A Humanidade é simbólica

Então a gente chora, quebra uns copos, destrói aqueles enfeites delicados que passaram poucas semanas decorando a mesinha. Num segundo entre a insanidade enfurecida e o sopro de consciência, a gente esmurra um espelho, e depois o sangue escorre ardido, os cacos recobrem o chão, as lágrimas se misturam à desordem da situação.

Há quem diga que, de alguma forma, esses acessos de fúria, esse extravasar da raiva, da angústia, do medo, são terapêuticos. Aliviam um pouco a dor. Mas tudo isso é apenas um destruir simbólico. A pressão e a raiva podem, até, amenizar, mas continuam ali, um pouco mais abaixo da visibilidade externa.

Passamos a vida nesse jogar objetos nas paredes. Passamos a vida nesse quebrar de copos simbólico. Hoje mesmo me peguei ajoelhada no chão com uma pequena poça de lágrimas diante de mim, logo depois de esmurrar de todas as formas possíveis meu travesseiro. É normal. A raiva nos dá uma força danada, o medo, a dor, a revolta e a insatisfação não são tão bons professores. Invés de ensinar a lição, eles nos fazem repetir o processo. Aquela história de vitimizar o culpado, ou tornar vítima quem te fez vitimado. Você quer, você precisa, consciente ou não, repetir o processo dolorido que te fizeram passar. A vingança simbólica. Porque a sua dor continua ali, intacta, forte, se alimentado de você.
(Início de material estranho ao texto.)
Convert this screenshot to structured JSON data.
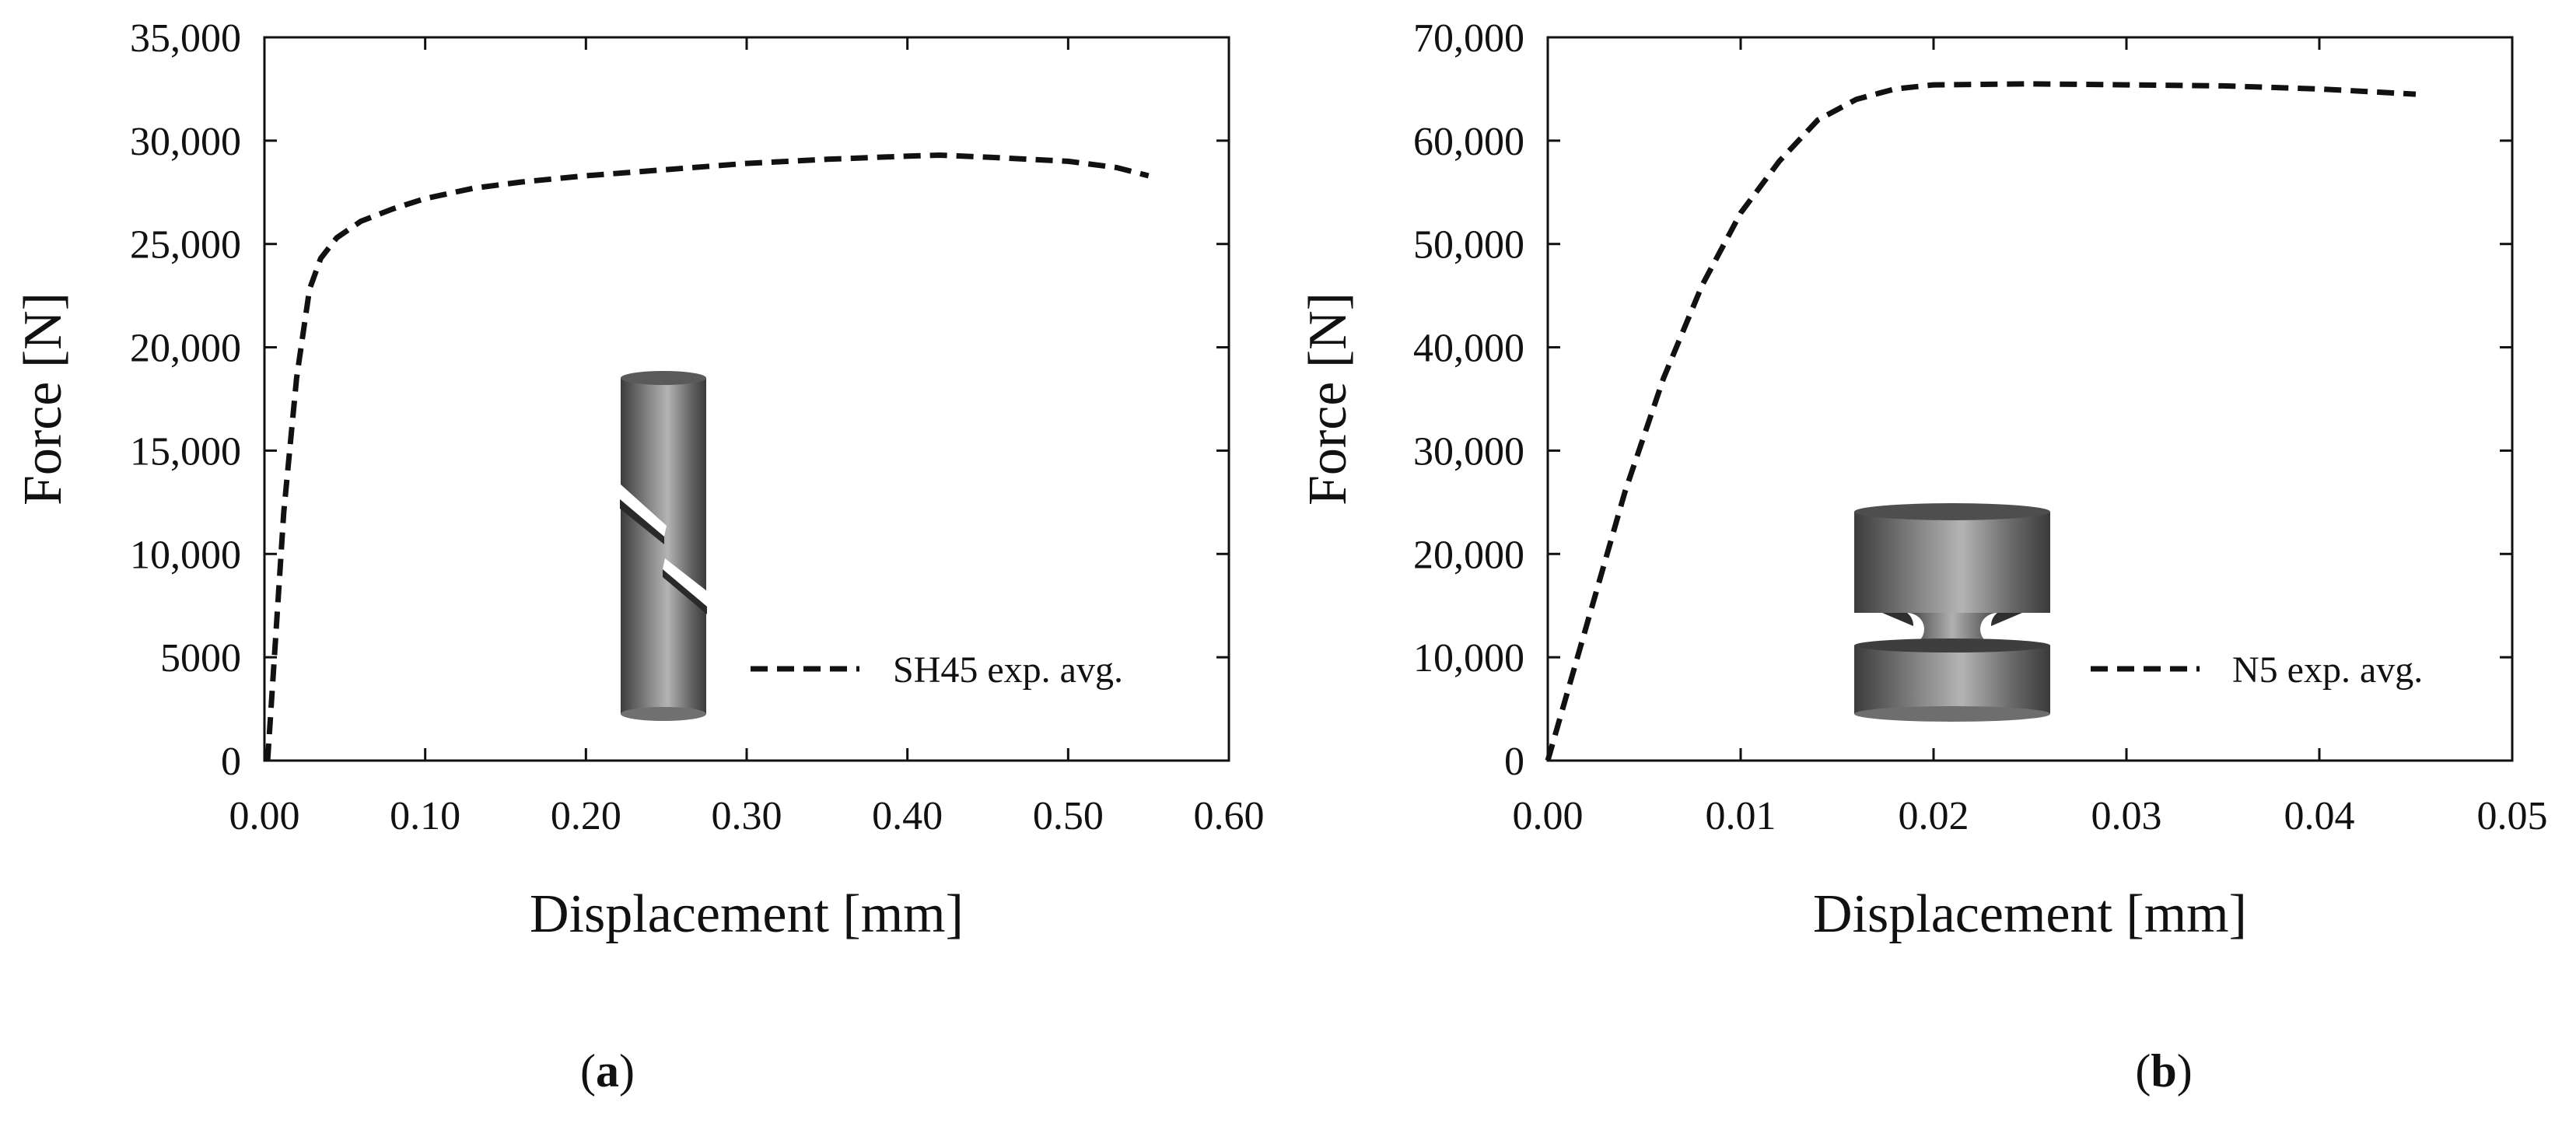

E não importa o sofrimento que seja, por desânimo, cansaço, desilusão, decepção. Seja por amor, pela perda de alguém, por solidão. O qubrar simbólico de copos é sempre presente. E assim funciona, ninguém, no fundo, se importa. No acesso de destruição as pessoas têm medo, ninguém te berra pra parar. Ninguém quer ser irrompido no seu antro silencioso e caótico de superficialidade satisfatória. Ninguém sai do limite de segurança da sua própria insensatez. E, por mais que as pesquisas e estudos pós-modernos aleguem que um quebrar de copos, ou socar uns travesseiros pode aliviar os sentimentos, isso é só uma fuga, uma vertente, pra te dizer “enfureça, se revolte, chore e berre, desconstrua sua vida e sua dor, mas não invada o espaço de outro alguém. Não deixe seus copos quebrarem na parede do vizinho”.

Ainda é a dor que une a humanidade. A felicidade é efêmera, rápida e fugaz. A felicidade vem repleta de inveja, de desconcerto. A dor constrói os laços de conciliação e identificação. Nada une mais duas pessoas do que a compreensão da dor, do que o se identificar no mesmo quebrar de copos simbólicos. “Eu passei por isso e te digo que tudo vai melhorar”.

A humanidade é cruel. Ainda é o desamor e a dor que unem, desumanamente, as pessoas.